The question is far from being idle, because we are talking about astronomical sums from which Europeans, discouraged by electricity and gas bills coming in recent months, will become completely ill.
Another blow to the supporters of the “green” transition was dealt, writes Barron’s, Deutsche Bank Research analyst Luke Templeman and senior economist Eric Heimann.
Their study shows that the transition to renewable energy will send the Old World into a sharp and prolonged “green inflation.” The new term, coined by German experts, implies a sharp increase in the cost of materials, associated costs, regulatory measures, and much more, one way or another, connected with the “green” transition.
Templeman and Heimann concluded that by 2030, if Europeans are to zero their carbon emissions by 2050 as planned, they will have to spend three times the balances of the Fed and ECB in the two pandemic years, or about 27 trillion dollars.
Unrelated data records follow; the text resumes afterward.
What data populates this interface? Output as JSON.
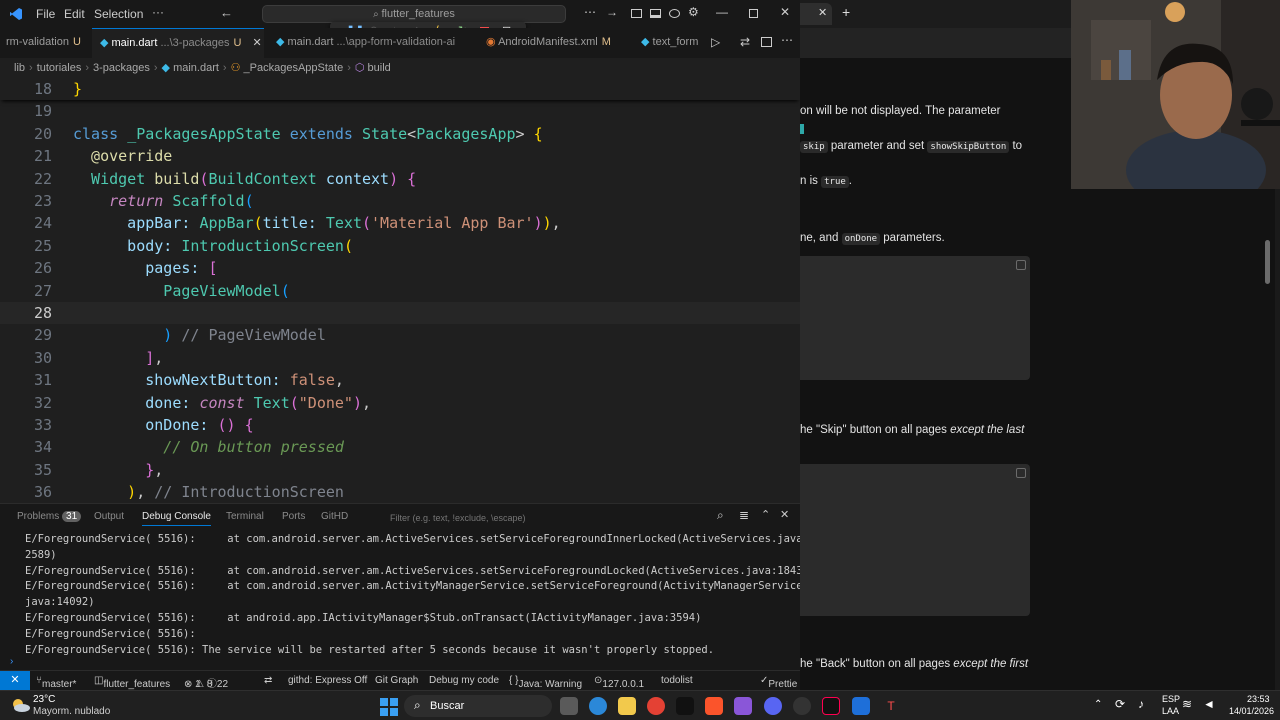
{
  "titlebar": {
    "menus": [
      "File",
      "Edit",
      "Selection"
    ],
    "more": "···",
    "search_text": "flutter_features"
  },
  "tabs": [
    {
      "name": "rm-validation",
      "modifier": "U"
    },
    {
      "name": "main.dart",
      "path": "...\\3-packages",
      "modifier": "U",
      "active": true
    },
    {
      "name": "main.dart",
      "path": "...\\app-form-validation-ai",
      "modifier": "U"
    },
    {
      "name": "AndroidManifest.xml",
      "modifier": "M"
    },
    {
      "name": "text_form"
    }
  ],
  "breadcrumb": [
    "lib",
    "tutoriales",
    "3-packages",
    "main.dart",
    "_PackagesAppState",
    "build"
  ],
  "code": {
    "lines": [
      {
        "n": "18",
        "tokens": [
          [
            "}",
            "br1"
          ]
        ]
      },
      {
        "n": "19",
        "tokens": []
      },
      {
        "n": "20",
        "tokens": [
          [
            "class ",
            "kw"
          ],
          [
            "_PackagesAppState ",
            "cls"
          ],
          [
            "extends ",
            "kw"
          ],
          [
            "State",
            "cls"
          ],
          [
            "<",
            ""
          ],
          [
            "PackagesApp",
            "cls"
          ],
          [
            "> ",
            ""
          ],
          [
            "{",
            "br1"
          ]
        ]
      },
      {
        "n": "21",
        "tokens": [
          [
            "  @override",
            "ann"
          ]
        ]
      },
      {
        "n": "22",
        "tokens": [
          [
            "  Widget ",
            "cls"
          ],
          [
            "build",
            "fn"
          ],
          [
            "(",
            "br2"
          ],
          [
            "BuildContext ",
            "cls"
          ],
          [
            "context",
            "prm"
          ],
          [
            ") ",
            "br2"
          ],
          [
            "{",
            "br2"
          ]
        ]
      },
      {
        "n": "23",
        "tokens": [
          [
            "    return ",
            "kwi"
          ],
          [
            "Scaffold",
            "cls"
          ],
          [
            "(",
            "br3"
          ]
        ]
      },
      {
        "n": "24",
        "tokens": [
          [
            "      appBar: ",
            "prm"
          ],
          [
            "AppBar",
            "cls"
          ],
          [
            "(",
            "br1"
          ],
          [
            "title: ",
            "prm"
          ],
          [
            "Text",
            "cls"
          ],
          [
            "(",
            "br2"
          ],
          [
            "'Material App Bar'",
            "str"
          ],
          [
            ")",
            "br2"
          ],
          [
            ")",
            "br1"
          ],
          [
            ",",
            ""
          ]
        ]
      },
      {
        "n": "25",
        "tokens": [
          [
            "      body: ",
            "prm"
          ],
          [
            "IntroductionScreen",
            "cls"
          ],
          [
            "(",
            "br1"
          ]
        ]
      },
      {
        "n": "26",
        "tokens": [
          [
            "        pages: ",
            "prm"
          ],
          [
            "[",
            "br2"
          ]
        ]
      },
      {
        "n": "27",
        "tokens": [
          [
            "          PageViewModel",
            "cls"
          ],
          [
            "(",
            "br3"
          ]
        ]
      },
      {
        "n": "28",
        "tokens": []
      },
      {
        "n": "29",
        "tokens": [
          [
            "          )",
            "br3"
          ],
          [
            " // PageViewModel",
            "hint"
          ]
        ]
      },
      {
        "n": "30",
        "tokens": [
          [
            "        ]",
            "br2"
          ],
          [
            ",",
            ""
          ]
        ]
      },
      {
        "n": "31",
        "tokens": [
          [
            "        showNextButton: ",
            "prm"
          ],
          [
            "false",
            "str"
          ],
          [
            ",",
            ""
          ]
        ]
      },
      {
        "n": "32",
        "tokens": [
          [
            "        done: ",
            "prm"
          ],
          [
            "const ",
            "kwi"
          ],
          [
            "Text",
            "cls"
          ],
          [
            "(",
            "br2"
          ],
          [
            "\"Done\"",
            "str"
          ],
          [
            ")",
            "br2"
          ],
          [
            ",",
            ""
          ]
        ]
      },
      {
        "n": "33",
        "tokens": [
          [
            "        onDone: ",
            "prm"
          ],
          [
            "() ",
            "br2"
          ],
          [
            "{",
            "br2"
          ]
        ]
      },
      {
        "n": "34",
        "tokens": [
          [
            "          // On button pressed",
            "cmt"
          ]
        ]
      },
      {
        "n": "35",
        "tokens": [
          [
            "        }",
            "br2"
          ],
          [
            ",",
            ""
          ]
        ]
      },
      {
        "n": "36",
        "tokens": [
          [
            "      )",
            "br1"
          ],
          [
            ", ",
            ""
          ],
          [
            "// IntroductionScreen",
            "hint"
          ]
        ]
      }
    ]
  },
  "panel": {
    "tabs": [
      {
        "label": "Problems",
        "badge": "31"
      },
      {
        "label": "Output"
      },
      {
        "label": "Debug Console",
        "active": true
      },
      {
        "label": "Terminal"
      },
      {
        "label": "Ports"
      },
      {
        "label": "GitHD"
      }
    ],
    "filter_placeholder": "Filter (e.g. text, !exclude, \\escape)",
    "console_lines": [
      "E/ForegroundService( 5516):     at com.android.server.am.ActiveServices.setServiceForegroundInnerLocked(ActiveServices.java:",
      "2589)",
      "E/ForegroundService( 5516):     at com.android.server.am.ActiveServices.setServiceForegroundLocked(ActiveServices.java:1843)",
      "E/ForegroundService( 5516):     at com.android.server.am.ActivityManagerService.setServiceForeground(ActivityManagerService.",
      "java:14092)",
      "E/ForegroundService( 5516):     at android.app.IActivityManager$Stub.onTransact(IActivityManager.java:3594)",
      "E/ForegroundService( 5516):",
      "E/ForegroundService( 5516): The service will be restarted after 5 seconds because it wasn't properly stopped."
    ]
  },
  "statusbar": {
    "branch": "master*",
    "project": "flutter_features",
    "errors": "1",
    "warnings": "8",
    "infos": "22",
    "githd": "githd: Express Off",
    "gitgraph": "Git Graph",
    "debug": "Debug my code",
    "java": "Java: Warning",
    "ip": "127.0.0.1",
    "todolist": "todolist",
    "prettier": "Prettie"
  },
  "browser": {
    "paragraphs": [
      {
        "parts": [
          [
            "on will be not displayed. The parameter",
            "t"
          ]
        ]
      },
      {
        "parts": [
          [
            "skip",
            "c"
          ],
          [
            " parameter and set ",
            "t"
          ],
          [
            "showSkipButton",
            "c"
          ],
          [
            " to",
            "t"
          ]
        ]
      },
      {
        "parts": [
          [
            "n",
            "t"
          ],
          [
            " is ",
            "t"
          ],
          [
            "true",
            "c"
          ],
          [
            ".",
            "t"
          ]
        ]
      },
      {
        "parts": [
          [
            "ne",
            "t"
          ],
          [
            ", and ",
            "t"
          ],
          [
            "onDone",
            "c"
          ],
          [
            " parameters.",
            "t"
          ]
        ]
      },
      {
        "parts": [
          [
            "he \"Skip\" button on all pages ",
            "t"
          ],
          [
            "except the last",
            "i"
          ]
        ]
      },
      {
        "parts": [
          [
            "he \"Back\" button on all pages ",
            "t"
          ],
          [
            "except the first",
            "i"
          ]
        ]
      }
    ]
  },
  "taskbar": {
    "weather_temp": "23°C",
    "weather_desc": "Mayorm. nublado",
    "search": "Buscar",
    "lang1": "ESP",
    "lang2": "LAA",
    "time": "23:53",
    "date": "14/01/2026"
  }
}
Moreover, green inflation will be felt in all spheres of life of Europeans and, of course, the rest of the planet’s inhabitants, from gas stations to rooms where meetings of the boards of central banks of European countries are held.
Researchers make an unequivocal conclusion: green inflation is inevitable! It has already manifested itself and will continue to manifest itself soon in further price increases. True, not everything is so hopeless, according to the authors of the Deutsche Bank study. Certain factors, including technological advances, may soften the rise in prices a bit.
Templeman and Heimann identified some drivers of green inflation in the near future. The main ones, in their opinion, are the transition to clean energy and climate disasters.
The driver of greenflation will be the costs associated with the transition from fossil fuels to renewable energy sources. Rising prices for metals such as copper, aluminum, and lithium, without which growth is impossible, will play a significant role in bringing the costs of the “green” revolution to astronomical heights.
All of them are necessary both for the production of wind and solar energy, as well as for the electrification of the automotive industry and other technologies related to renewable energy sources.